President Donald Trump called on Nigeria and other African countries Monday to endorse the US-Canada-Mexico joint bid for the World Cup in 2026, tying it to US support for them.
"I hope all African countries and countries throughout the world, that we also will be supporting you, and that they will likewise support us in our bid along with Canada and Mexico for the 2026 World Cup," Trump said in a White House press conference with Nigerian President Muhammadu Buhari.
"We will be watching very closely, and any help they can give us in that bid we would appreciate," he said.
The call comes as world football's governing body FIFA prepares to choose between the US-led joint bid and Morocco's at a vote in Moscow on June 13.
Trump appeared to tie the issue to trade, saying just ahead of his mention of the World Cup that the United States hopes "to be the economic partner of choice for nations across the continent and all around the world."
"You see what's happening with respect to trade and the United States. We are being respected again," he said.
It was the second time in a week that Trump weighed in on the bid, suggesting a quid pro quo for the support of other countries.
"The U.S. has put together a STRONG bid w/ Canada & Mexico for the 2026 World Cup," Trump tweeted on Thursday.
"It would be a shame if countries that we always support were to lobby against the U.S. bid.

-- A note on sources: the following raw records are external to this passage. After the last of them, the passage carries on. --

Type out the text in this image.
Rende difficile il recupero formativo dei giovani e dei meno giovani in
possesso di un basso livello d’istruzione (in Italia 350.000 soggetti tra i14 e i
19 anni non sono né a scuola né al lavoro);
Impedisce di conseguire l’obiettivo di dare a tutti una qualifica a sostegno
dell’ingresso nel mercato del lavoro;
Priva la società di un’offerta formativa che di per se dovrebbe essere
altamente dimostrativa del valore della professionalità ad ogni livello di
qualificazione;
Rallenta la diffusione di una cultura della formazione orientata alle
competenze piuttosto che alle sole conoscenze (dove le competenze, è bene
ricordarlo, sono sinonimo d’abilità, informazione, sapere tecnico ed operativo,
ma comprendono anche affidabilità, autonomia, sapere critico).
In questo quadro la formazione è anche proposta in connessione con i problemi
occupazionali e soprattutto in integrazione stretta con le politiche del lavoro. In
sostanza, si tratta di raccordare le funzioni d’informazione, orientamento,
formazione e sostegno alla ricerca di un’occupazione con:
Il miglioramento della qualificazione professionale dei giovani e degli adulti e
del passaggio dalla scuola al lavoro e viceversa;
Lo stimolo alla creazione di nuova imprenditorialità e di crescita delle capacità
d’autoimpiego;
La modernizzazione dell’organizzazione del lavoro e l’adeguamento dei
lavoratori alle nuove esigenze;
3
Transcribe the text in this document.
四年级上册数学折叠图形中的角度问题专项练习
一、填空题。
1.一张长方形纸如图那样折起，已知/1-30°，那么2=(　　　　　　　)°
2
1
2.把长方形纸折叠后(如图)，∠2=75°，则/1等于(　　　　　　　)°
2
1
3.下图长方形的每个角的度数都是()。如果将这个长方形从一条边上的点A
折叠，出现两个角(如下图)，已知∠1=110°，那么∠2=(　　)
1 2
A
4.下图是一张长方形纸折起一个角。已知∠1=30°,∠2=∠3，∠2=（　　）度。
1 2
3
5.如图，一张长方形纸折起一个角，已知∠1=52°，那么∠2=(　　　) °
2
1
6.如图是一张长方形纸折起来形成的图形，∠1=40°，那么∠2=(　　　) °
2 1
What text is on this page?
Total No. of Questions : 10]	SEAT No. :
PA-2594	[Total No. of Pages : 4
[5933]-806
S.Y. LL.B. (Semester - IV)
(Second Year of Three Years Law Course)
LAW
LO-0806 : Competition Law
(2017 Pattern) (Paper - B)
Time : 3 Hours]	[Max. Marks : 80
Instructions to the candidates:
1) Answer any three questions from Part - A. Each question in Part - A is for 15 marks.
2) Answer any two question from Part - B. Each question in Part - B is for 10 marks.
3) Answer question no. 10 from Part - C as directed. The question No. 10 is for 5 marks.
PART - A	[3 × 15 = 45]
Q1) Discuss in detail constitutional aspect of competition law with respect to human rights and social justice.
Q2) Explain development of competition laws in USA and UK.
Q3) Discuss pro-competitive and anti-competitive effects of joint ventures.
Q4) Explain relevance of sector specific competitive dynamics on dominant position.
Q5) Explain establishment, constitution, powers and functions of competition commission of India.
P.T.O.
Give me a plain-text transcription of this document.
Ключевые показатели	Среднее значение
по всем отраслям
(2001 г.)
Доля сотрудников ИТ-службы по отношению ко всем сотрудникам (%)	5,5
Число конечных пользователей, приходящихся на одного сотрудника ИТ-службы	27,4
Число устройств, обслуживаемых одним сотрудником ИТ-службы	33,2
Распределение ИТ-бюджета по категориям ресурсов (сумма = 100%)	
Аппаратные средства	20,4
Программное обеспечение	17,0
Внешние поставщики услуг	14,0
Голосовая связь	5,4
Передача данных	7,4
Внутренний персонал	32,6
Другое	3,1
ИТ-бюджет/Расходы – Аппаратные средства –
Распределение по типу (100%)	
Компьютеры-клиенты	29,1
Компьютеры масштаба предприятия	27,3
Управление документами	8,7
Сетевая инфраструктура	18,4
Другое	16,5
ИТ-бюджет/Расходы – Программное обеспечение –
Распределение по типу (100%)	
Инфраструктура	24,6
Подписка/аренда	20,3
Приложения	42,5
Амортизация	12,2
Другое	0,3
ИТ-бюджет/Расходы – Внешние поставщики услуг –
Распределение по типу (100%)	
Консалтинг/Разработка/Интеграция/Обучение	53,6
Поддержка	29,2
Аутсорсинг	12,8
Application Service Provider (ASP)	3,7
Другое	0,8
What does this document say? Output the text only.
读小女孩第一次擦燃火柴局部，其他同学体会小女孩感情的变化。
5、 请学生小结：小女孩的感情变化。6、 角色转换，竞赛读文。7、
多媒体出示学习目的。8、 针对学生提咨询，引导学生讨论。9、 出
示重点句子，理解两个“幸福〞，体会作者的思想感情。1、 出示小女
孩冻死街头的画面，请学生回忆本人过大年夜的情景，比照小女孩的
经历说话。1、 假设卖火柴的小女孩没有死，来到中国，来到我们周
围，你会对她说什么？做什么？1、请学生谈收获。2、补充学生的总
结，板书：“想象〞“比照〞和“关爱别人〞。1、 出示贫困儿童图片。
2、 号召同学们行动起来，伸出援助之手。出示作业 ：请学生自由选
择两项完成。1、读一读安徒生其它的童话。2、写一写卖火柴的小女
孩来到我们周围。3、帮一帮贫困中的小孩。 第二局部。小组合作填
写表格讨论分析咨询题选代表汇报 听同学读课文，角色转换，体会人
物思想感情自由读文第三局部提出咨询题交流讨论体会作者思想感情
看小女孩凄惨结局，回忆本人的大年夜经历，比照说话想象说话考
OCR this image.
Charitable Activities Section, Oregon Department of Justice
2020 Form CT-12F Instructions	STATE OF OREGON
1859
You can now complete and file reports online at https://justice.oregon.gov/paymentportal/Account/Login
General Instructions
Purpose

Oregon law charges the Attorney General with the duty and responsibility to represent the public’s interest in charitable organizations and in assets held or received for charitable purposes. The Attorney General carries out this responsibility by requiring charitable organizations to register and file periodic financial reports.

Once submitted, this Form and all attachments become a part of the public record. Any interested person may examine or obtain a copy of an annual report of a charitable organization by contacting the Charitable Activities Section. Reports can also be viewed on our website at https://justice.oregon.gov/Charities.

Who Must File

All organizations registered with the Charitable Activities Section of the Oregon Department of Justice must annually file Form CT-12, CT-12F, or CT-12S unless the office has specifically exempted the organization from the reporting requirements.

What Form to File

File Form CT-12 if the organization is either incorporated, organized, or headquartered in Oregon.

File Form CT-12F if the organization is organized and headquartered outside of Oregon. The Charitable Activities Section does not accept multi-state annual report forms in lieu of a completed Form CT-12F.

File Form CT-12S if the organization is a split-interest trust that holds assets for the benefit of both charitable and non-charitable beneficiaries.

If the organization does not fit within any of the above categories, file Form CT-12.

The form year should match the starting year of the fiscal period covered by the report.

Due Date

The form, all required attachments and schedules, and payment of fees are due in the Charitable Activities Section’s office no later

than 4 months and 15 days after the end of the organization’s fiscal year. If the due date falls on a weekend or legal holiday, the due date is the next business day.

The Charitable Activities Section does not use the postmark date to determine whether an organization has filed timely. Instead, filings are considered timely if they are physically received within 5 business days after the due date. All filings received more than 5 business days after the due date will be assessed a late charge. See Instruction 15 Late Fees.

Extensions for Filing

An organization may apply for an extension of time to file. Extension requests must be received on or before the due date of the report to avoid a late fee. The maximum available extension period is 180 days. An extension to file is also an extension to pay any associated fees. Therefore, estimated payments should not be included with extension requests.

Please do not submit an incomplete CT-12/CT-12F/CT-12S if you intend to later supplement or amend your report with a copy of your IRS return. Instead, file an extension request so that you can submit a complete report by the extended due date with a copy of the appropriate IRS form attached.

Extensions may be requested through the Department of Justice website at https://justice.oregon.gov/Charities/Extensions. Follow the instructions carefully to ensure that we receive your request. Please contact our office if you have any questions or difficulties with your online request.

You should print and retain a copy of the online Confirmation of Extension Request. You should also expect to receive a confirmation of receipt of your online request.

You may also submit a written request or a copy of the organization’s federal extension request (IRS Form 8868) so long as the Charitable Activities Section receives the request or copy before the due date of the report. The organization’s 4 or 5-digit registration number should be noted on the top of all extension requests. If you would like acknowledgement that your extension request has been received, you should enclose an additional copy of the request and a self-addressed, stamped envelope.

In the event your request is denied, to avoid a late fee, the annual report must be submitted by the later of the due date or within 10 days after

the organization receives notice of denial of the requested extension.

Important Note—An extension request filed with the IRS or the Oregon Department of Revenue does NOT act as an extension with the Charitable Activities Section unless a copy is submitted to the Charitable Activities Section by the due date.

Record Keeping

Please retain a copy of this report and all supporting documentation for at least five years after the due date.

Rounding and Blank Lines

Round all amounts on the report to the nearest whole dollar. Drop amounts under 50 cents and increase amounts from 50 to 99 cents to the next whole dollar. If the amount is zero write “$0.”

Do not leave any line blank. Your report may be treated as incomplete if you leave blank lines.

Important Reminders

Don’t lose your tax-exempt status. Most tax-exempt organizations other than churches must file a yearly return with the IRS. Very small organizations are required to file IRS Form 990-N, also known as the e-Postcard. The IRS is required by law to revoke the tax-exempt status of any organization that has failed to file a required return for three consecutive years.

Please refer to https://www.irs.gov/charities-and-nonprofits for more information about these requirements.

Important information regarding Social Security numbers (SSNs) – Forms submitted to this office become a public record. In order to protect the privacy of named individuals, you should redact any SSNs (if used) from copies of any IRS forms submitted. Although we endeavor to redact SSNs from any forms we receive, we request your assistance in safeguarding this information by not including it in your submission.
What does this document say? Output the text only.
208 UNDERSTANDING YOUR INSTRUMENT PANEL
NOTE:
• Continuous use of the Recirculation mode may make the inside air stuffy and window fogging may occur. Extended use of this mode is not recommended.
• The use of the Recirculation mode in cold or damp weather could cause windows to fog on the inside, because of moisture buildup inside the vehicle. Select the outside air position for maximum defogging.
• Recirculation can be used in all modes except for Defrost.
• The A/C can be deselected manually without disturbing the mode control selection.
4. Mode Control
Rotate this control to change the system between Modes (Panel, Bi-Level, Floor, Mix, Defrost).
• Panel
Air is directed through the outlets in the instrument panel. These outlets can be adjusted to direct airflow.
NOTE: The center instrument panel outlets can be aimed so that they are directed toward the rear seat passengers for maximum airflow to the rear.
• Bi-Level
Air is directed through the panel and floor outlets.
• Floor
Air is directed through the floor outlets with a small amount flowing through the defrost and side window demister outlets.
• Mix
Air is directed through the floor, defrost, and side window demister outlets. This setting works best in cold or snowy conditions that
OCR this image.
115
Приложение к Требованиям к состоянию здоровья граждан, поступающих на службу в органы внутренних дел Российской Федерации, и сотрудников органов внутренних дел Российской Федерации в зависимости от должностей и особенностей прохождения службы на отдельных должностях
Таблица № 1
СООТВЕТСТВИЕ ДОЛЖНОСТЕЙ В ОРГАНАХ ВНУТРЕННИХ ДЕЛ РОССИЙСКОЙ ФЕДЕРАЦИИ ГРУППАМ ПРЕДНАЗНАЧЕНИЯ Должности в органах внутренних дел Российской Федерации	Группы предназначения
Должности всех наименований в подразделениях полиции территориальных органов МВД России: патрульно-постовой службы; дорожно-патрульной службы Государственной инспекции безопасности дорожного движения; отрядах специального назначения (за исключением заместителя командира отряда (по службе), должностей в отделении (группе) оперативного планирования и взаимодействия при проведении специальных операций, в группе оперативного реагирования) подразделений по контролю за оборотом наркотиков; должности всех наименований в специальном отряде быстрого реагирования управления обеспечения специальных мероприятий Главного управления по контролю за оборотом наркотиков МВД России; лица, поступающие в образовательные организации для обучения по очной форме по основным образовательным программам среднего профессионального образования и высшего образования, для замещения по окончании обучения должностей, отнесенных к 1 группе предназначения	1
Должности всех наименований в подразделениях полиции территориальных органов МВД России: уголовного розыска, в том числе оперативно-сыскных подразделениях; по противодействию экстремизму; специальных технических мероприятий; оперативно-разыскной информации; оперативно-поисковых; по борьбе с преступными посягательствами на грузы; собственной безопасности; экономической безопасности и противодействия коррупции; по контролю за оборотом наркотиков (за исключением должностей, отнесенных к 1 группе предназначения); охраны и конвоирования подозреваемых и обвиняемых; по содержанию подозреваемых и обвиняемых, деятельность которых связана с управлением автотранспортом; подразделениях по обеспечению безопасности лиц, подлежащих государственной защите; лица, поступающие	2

Why should we be supporting these countries when they don't support us (including at the United Nations)?"
Trump's comments however risk incurring the wrath of FIFA, which has strict guidelines forbidding government intervention in football matters.
With strong infrastructure already in place, the North American joint bid has long been as the clear front-runner for what will be the first 48-team World Cup.
But Morocco has secured support from the influential Confederation of African Football as well as countries in Europe, notably France.
Some analysts say Trump's heavy-handed intervention could tilt support away from North American bid.
Jaimie Fuller, one of the founding members of the New FIFA Now advocacy group, believes Trump may weigh heavily on the North American bid, while cautioning that the vote remains finely balanced.
"I wouldn't be stunned if Morocco won this," Jaimie Fuller, one of the founding members of the New FIFA Now advocacy group, told AFP in an interview last week.
"And I wouldn't be surprised if a lot of that was down to the fact that Trump has waded in."